Firm files false wage violation lawsuits in a Manhattan court.
Manhattan law firm Michael Faillace & Associates has been targeting New York City restaurants and deli providers with wage claims. In one case, the firm filed a complaint for Luis Antonio Ortiz, who worked at a deli, alleging he was due compensation for clocking 84 hours a week at the Prince Deli in Harlem in the year-long span from 2017 to 2018. However, Ortiz also claimed he worked 84 hours per week during some of the same pay period at a Brooklyn deli, which led him to secure a default judgment.
Now, Joshua Levin-Epstein, attorney for the Prince Deli has asked federal judge U.S. District Court Judge Edgardo Ramos for sanctions against Michael Faillace & Associates for a “bad faith filing” in the case. Levin-Esptein said, “Our client has a meritorious defense, and we hope that this case can be resolved quickly.”
The law firm also submitted another suit against Tribeca Bagels, where a former unnamed employee made false wage claims about his work record there to also win a judgment, according to U.S. District Court Judge Katherine Polk Failla. “The worker created a timeline out of whole cloth,” the judge stated, adding, “Whatever defects in recollection one might attribute to the passage of time, there is plainly a difference between four and one-half weeks and eight months.”
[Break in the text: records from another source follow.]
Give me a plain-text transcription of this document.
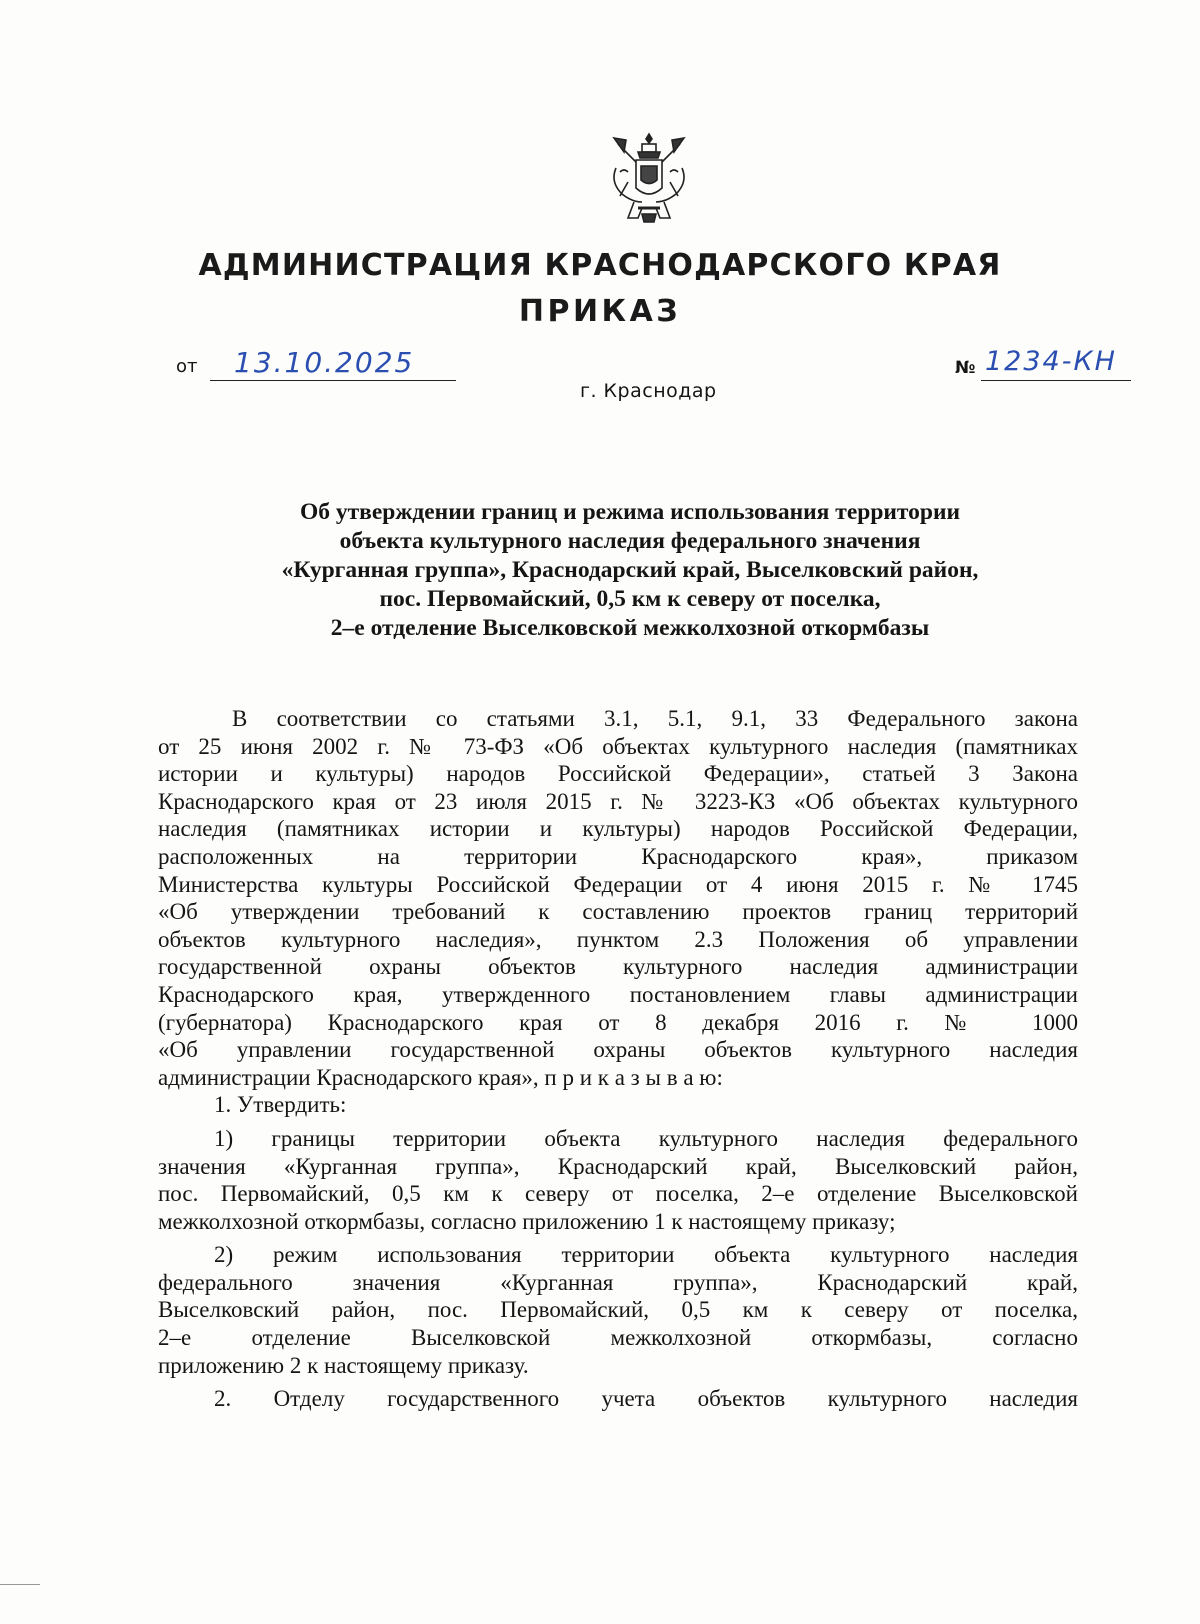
АДМИНИСТРАЦИЯ КРАСНОДАРСКОГО КРАЯ
ПРИКАЗ
от 13.10.2025	№ 1234-КН
г. Краснодар
Об утверждении границ и режима использования территории
объекта культурного наследия федерального значения
«Курганная группа», Краснодарский край, Выселковский район,
пос. Первомайский, 0,5 км к северу от поселка,
2–е отделение Выселковской межколхозной откормбазы
В соответствии со статьями 3.1, 5.1, 9.1, 33 Федерального закона
от 25 июня 2002 г. № 73-ФЗ «Об объектах культурного наследия (памятниках
истории и культуры) народов Российской Федерации», статьей 3 Закона
Краснодарского края от 23 июля 2015 г. № 3223-КЗ «Об объектах культурного
наследия (памятниках истории и культуры) народов Российской Федерации,
расположенных на территории Краснодарского края», приказом
Министерства культуры Российской Федерации от 4 июня 2015 г. № 1745
«Об утверждении требований к составлению проектов границ территорий
объектов культурного наследия», пунктом 2.3 Положения об управлении
государственной охраны объектов культурного наследия администрации
Краснодарского края, утвержденного постановлением главы администрации
(губернатора) Краснодарского края от 8 декабря 2016 г. № 1000
«Об управлении государственной охраны объектов культурного наследия
администрации Краснодарского края», п р и к а з ы в а ю:
1. Утвердить:
1) границы территории объекта культурного наследия федерального
значения «Курганная группа», Краснодарский край, Выселковский район,
пос. Первомайский, 0,5 км к северу от поселка, 2–е отделение Выселковской
межколхозной откормбазы, согласно приложению 1 к настоящему приказу;
2) режим использования территории объекта культурного наследия
федерального значения «Курганная группа», Краснодарский край,
Выселковский район, пос. Первомайский, 0,5 км к северу от поселка,
2–е отделение Выселковской межколхозной откормбазы, согласно
приложению 2 к настоящему приказу.
2. Отделу государственного учета объектов культурного наследия
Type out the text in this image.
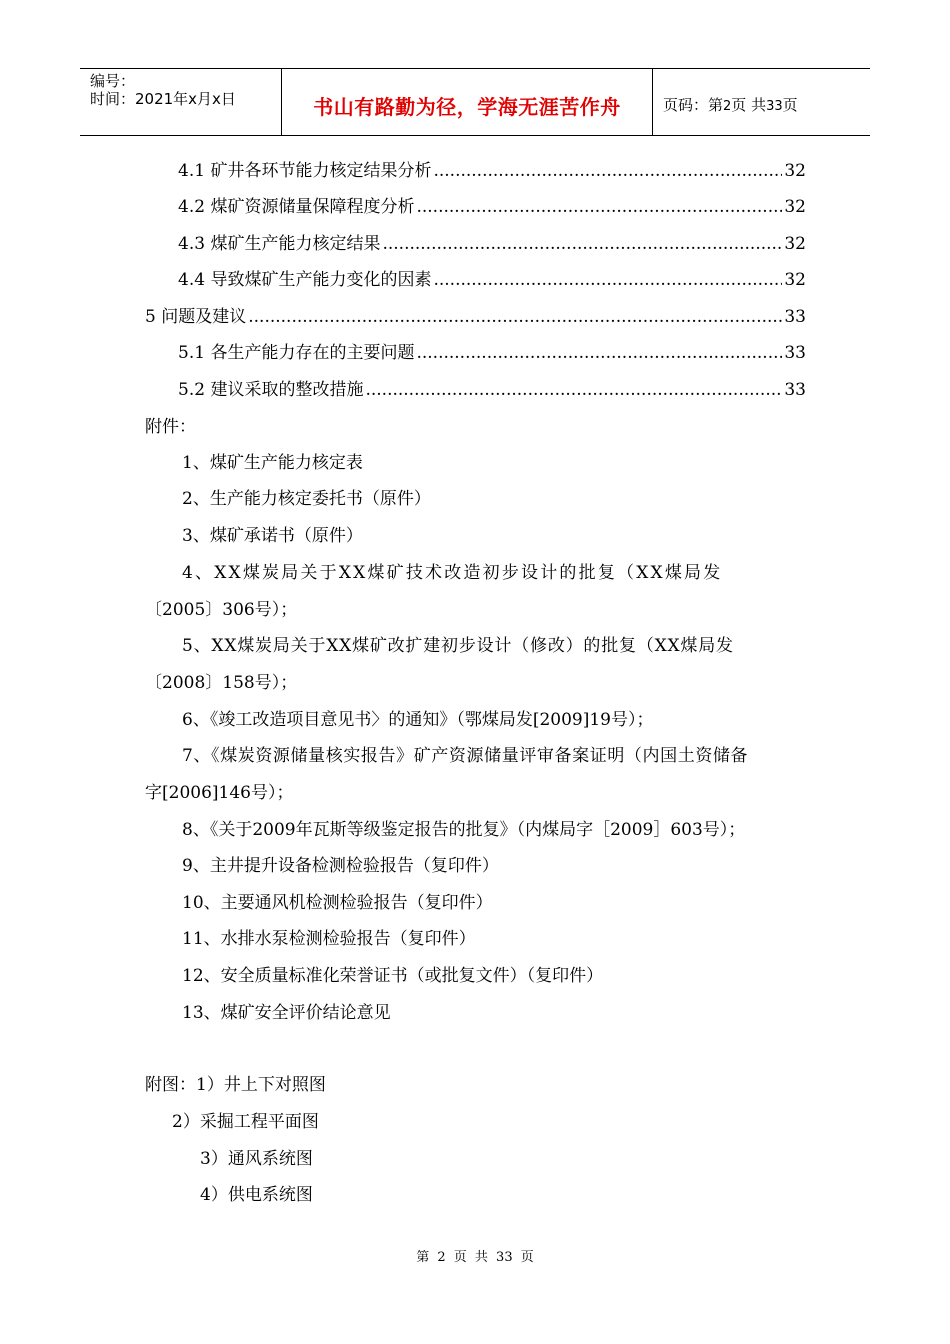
编号：
时间：2021年x月x日	书山有路勤为径，学海无涯苦作舟	页码：第2页 共33页
4.1 矿井各环节能力核定结果分析 .....	32
4.2 煤矿资源储量保障程度分析 .....	32
4.3 煤矿生产能力核定结果 .....	32
4.4 导致煤矿生产能力变化的因素 .....	32
5 问题及建议 .....	33
5.1 各生产能力存在的主要问题 .....	33
5.2 建议采取的整改措施 .....	33
附件：
1、煤矿生产能力核定表
2、生产能力核定委托书（原件）
3、煤矿承诺书（原件）
4、XX煤炭局关于XX煤矿技术改造初步设计的批复（XX煤局发
〔2005〕306号）；
5、XX煤炭局关于XX煤矿改扩建初步设计（修改）的批复（XX煤局发
〔2008〕158号）；
6、《竣工改造项目意见书〉的通知》（鄂煤局发[2009]19号）；
7、《煤炭资源储量核实报告》矿产资源储量评审备案证明（内国土资储备
字[2006]146号）；
8、《关于2009年瓦斯等级鉴定报告的批复》（内煤局字［2009］603号）；
9、主井提升设备检测检验报告（复印件）
10、主要通风机检测检验报告（复印件）
11、水排水泵检测检验报告（复印件）
12、安全质量标准化荣誉证书（或批复文件）（复印件）
13、煤矿安全评价结论意见
附图：1）井上下对照图
2）采掘工程平面图
3）通风系统图
4）供电系统图
第 2 页 共 33 页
Polk Failla ordered the employee to forfeit the award and allowed Tribeca’s owners and attorneys to have their court costs reimbursed. Meanwhile, the Faillace firm also filed two wage claims on behalf of another unnamed employee who worked overlapping hours for two different pizzerias during the same period and ended up having to pay the defendants’ legal fees.
Faillace said his unintentionally clients are providing false information. “They mistakenly tell us the wrong stuff and we need to be just more careful. We do check, but sometimes people miss the boat.” He added the law firm “gets hundreds of cases a year,” making it difficult to fact-check every detail.
Faillace has filed more than thirty wage lawsuits since the first week in January 2021 in U.S. District Court in Manhattan, citing the state’s Fair Labor Standards Act (FLSA), which sets standards including a 40-hour work week, minimum wage, overtime pay, record-keeping procedures, and minor work requirements. Overtime is typically calculated as the hours worked in excess of 40 hours per week, and companies are generally required to pay wages for time worked.
It is important to note that the FLSA does not include rights to vacation, holiday, severance, or sick pay, meal or rest periods, pay raises or fringe benefits. It also does not require employers pay extra for weekend or holiday work. Some employees are exempt, but in most cases, FLSA applies to state and federal employees and FLSA overtime rights violations normally addressed via lawsuits or filing a complaint with the state or federal Department of Labor, which typically has a more time-consuming process. According to the firm’s website, Michael Faillace & Associates handles Title VII cases, FLSA cases, ADA (Title I) cases, and those involving Family Medical Leave Act (FMLA) and workplace privacy.